David Seery

Back reaction and renormalization in cosmological correlation functions

Measurement and inference in cosmology generally depends on a comparison of observed correlations with those predicted by a theoretical model. The sophistication with which we are able to predict such correlations has been slowly increasing. Recently, the unexpected mass distribution of merging black holes detected with LIGO/VIRGO/Kagra has encouraged cosmologists to consider early-universe scenarios in which nontrivial dynamics somehow cause a spike in power over a narrow range of scales. The enhanced fluctuations associated with these scales could collapse to produce the population of black holes observed by LVK.

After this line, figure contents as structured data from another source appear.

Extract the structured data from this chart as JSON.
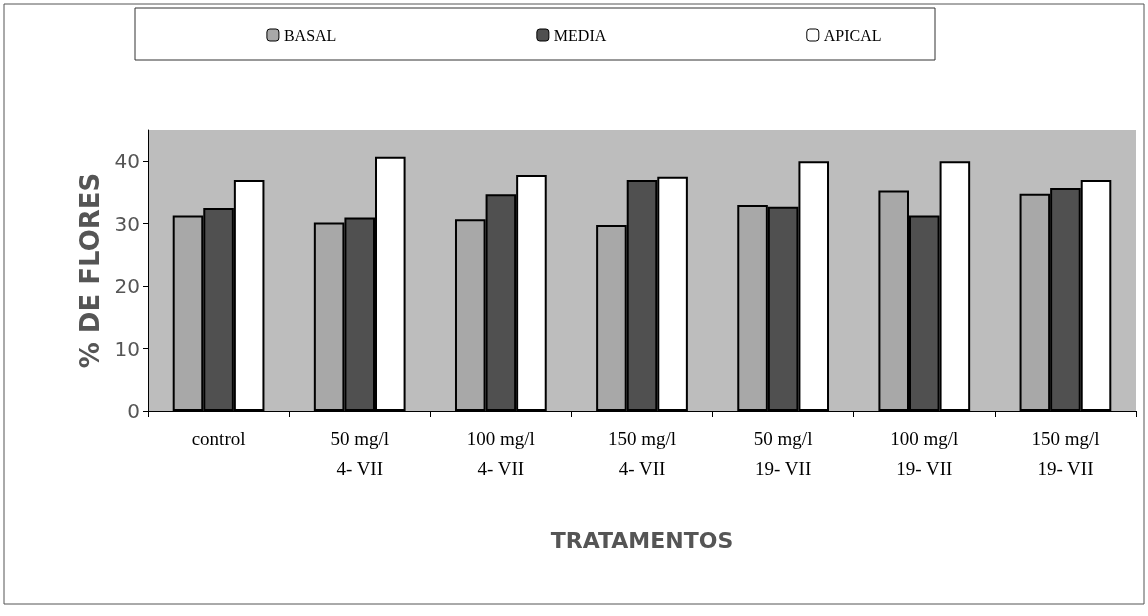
{
  "chart_data": {
    "type": "bar",
    "xlabel": "TRATAMENTOS",
    "ylabel": "% DE FLORES",
    "categories": [
      "control",
      "50 mg/l\n4- VII",
      "100 mg/l\n4- VII",
      "150 mg/l\n4- VII",
      "50 mg/l\n19- VII",
      "100 mg/l\n19- VII",
      "150 mg/l\n19- VII"
    ],
    "series": [
      {
        "name": "BASAL",
        "color": "#a8a8a8",
        "values": [
          31.3,
          30.2,
          30.7,
          29.8,
          33,
          35.3,
          34.8
        ]
      },
      {
        "name": "MEDIA",
        "color": "#505050",
        "values": [
          32.5,
          31,
          34.7,
          37,
          32.7,
          31.3,
          35.7
        ]
      },
      {
        "name": "APICAL",
        "color": "#ffffff",
        "values": [
          37,
          40.7,
          37.8,
          37.5,
          40,
          40,
          37
        ]
      }
    ],
    "ylim": [
      0,
      45
    ],
    "yticks": [
      0,
      10,
      20,
      30,
      40
    ],
    "grid": false,
    "legend": "top"
  }
}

In these scenarios, back-reaction can cascade power from small scales to large scales. In theoretical calculations this manifests as a sensitivity to loop corrections. These are much the same as the familiar loops in Feynman diagrams that mediate quantum effects for particles scattering in vacuum, although here they can represent a mix of quantum and classical processes. Otherwise there are many points of similarity. In particular, in perturbation theory, the loops need to be regularized and renormalized. There is still considerable ambiguity about how this should be done.

Although activity in this area has been catalysed by the LVK results, but the impact of loops is not limited to these scenarios. Theorists had already been studying them for a variety of applications. Depending on your interests, there could be a number of projects in this area:

Numerical: if you have good computing skills (or want to develop them), then evaluation of the loops is numerically challenging. We are trying to produce high-quality numerical results for the gravitational wave spectrum  generated from loops that average over the effect of small-scale structure. This is expected to be a relevant target for LISA and subsequent gravitational wave observatories. To do this we need to build sophisticated High Performance Computing (HPC) codes that deploy on a compute cluster. Sometimes we also leverage tools from data science, including large databases and tools such Arrow for handling out-of-memory datasets.

Theorists: Much progress has been driven by importing (or rediscovering) methods from non-equilibrium quantum field theory. We are exploring the use of these frameworks to write (and solve) evolution equations for cosmological correlation functions beyond tree level. We would like to use these equations to develop improved modelling of gravitational wave production and scalar back-reaction. Non-equilibrium methods have very wide applicability to many phenomena operating over cosmological history. In addition, we are exploring how to correctly regularize and renormalize the resulting correlation functions, so that they can be correctly compared with observation. There would be opportunities to become involved with this effort.